Medica se donne les moyens d’assouvir sa soif de croissance externe
Medica poursuit l’adaptation de son profil financier à sa stratégie de croissance, dans le sillage de son introduction en Bourse en février dernier. Après la mise en place de nouvelles lignes de financement en juin, le groupe de maisons de retraite a annoncé hier avoir noué une opération de «sale and lease back» sur une part de ses actifs immobiliers. Ce mécanisme combiné de vente et de crédit-bail concerne 1.400 lits au sein de 19 établissements (sur une capacité totale de 12.650 lits fin octobre).
Le groupe a indiqué avoir signé un accord de crédit-bail dans le cadre d’un club deal regroupant Natixis Bail et Finamur (filiale de Crédit Agricole Leasing), en tant que co-chefs de file, ainsi qu’Oséo Financement. L’opération porte sur un montant de 130 millions d’euros, à un taux de 120 points de base au-delà de l’Euribor 3 mois, sur une durée de douze ans. L’objectif étant, selon le directeur financier Mathieu Fabre, de n’exercer l’option d’achat qu’au terme convenu. Des conditions accueillies avec bienveillance par les analystes, «bonnes» selon Oddo, «relativement attrayantes» aux yeux de Cheuvreux. Les deux courtiers conservent une opinion positive sur un titre qui a retrouvé le voisinage de son cours d’IPO de 13 euros après avoir brillé au printemps (+0,76% hier à 13,22 euros).

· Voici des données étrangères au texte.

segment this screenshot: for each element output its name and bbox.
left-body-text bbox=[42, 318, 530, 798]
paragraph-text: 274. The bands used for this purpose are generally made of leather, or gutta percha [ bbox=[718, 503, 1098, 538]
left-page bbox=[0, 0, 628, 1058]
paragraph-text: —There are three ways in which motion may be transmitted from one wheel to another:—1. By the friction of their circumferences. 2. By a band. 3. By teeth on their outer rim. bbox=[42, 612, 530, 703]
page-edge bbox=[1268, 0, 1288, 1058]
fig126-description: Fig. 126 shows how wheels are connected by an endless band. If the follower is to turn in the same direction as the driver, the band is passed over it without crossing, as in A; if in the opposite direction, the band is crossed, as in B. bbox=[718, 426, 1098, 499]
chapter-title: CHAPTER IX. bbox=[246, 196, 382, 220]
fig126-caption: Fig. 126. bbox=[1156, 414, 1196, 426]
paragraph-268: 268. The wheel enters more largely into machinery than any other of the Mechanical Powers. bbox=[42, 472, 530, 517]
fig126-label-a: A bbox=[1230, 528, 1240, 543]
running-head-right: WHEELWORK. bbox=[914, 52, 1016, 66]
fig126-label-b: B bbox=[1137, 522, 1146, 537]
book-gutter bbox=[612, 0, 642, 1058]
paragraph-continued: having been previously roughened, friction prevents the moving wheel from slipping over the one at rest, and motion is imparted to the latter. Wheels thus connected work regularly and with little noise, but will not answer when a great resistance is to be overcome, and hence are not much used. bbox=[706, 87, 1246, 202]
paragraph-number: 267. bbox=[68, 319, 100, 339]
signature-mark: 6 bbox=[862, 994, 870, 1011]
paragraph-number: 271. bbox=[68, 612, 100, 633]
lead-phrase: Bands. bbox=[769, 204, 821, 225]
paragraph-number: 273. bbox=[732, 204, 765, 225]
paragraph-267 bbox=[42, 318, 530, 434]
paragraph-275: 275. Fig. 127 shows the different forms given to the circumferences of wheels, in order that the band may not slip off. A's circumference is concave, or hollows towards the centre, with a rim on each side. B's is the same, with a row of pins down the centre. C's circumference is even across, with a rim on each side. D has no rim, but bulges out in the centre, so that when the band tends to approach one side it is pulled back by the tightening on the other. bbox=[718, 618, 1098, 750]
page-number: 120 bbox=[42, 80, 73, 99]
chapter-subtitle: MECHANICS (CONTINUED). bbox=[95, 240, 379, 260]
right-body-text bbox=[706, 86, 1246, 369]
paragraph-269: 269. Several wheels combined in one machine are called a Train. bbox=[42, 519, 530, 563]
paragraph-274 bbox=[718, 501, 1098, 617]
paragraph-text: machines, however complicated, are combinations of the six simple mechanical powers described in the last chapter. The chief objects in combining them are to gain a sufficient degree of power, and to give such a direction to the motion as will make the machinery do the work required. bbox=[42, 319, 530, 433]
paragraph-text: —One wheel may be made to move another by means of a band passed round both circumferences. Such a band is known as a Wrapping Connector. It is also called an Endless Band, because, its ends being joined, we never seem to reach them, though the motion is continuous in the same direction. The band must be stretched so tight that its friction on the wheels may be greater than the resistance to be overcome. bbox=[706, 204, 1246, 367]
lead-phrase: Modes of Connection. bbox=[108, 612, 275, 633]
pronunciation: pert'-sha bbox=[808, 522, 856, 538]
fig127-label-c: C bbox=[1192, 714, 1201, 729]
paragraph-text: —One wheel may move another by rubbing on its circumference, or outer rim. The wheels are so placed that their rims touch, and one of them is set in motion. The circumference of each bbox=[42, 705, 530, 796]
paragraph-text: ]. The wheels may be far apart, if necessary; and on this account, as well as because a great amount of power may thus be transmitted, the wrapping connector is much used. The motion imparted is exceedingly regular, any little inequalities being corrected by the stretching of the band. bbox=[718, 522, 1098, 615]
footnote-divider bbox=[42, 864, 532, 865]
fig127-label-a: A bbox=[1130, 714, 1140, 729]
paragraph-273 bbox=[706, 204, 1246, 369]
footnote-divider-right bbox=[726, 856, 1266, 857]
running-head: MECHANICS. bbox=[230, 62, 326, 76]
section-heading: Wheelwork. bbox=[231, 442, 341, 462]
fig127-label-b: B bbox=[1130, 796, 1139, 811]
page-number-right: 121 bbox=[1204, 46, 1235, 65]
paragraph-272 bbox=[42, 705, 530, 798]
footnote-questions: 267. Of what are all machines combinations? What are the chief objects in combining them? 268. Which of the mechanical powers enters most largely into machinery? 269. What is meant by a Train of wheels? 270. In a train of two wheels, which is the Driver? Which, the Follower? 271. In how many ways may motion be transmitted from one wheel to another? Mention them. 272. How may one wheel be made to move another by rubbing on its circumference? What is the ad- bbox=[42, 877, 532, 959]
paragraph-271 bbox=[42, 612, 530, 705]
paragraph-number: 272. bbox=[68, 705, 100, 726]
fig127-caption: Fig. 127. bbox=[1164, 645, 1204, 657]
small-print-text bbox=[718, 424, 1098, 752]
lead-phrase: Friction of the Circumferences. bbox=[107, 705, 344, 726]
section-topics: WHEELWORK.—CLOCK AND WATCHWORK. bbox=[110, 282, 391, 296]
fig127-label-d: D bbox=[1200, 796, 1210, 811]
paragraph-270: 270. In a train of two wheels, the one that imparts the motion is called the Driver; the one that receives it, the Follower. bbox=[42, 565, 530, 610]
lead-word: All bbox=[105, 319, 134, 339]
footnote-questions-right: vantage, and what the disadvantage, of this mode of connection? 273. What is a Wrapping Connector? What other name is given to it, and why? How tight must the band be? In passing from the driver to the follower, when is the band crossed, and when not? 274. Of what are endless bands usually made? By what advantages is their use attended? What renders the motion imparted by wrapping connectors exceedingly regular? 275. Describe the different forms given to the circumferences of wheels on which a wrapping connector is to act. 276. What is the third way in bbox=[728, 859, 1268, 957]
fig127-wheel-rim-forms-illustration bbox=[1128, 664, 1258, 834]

Medica s’est félicité de la mise en place d’un crédit-bail lui permettant de «diversifier et d’optimiser les conditions de ses financements en levant de la dette immobilière à long terme». 30 millions d’euros liés à l’opération annoncée hier seront consacrés au remboursement de la dette. 100 millions resteront donc mobilisables en liquidités pour tirer parti d’opportunités de croissance externe.
Elles ne manquent pas, selon Mathieu Fabre, qui indique qu’avec le crédit revolver conclu en juin, le groupe dispose d’une ressource financière de 200 millions. De quoi laisser le dirigeant avancer que «Medica s’est mis en position pour réaliser des opérations significatives dans les deux prochaines années». Car la manne disponible représente près de 40% du chiffre d’affaires attendu en 2010 (530 millions d’euros, en hausse de 10%), contre un objectif maintenu de progression de l’activité d’au moins 45% de l’activité sur la période 2010-2012.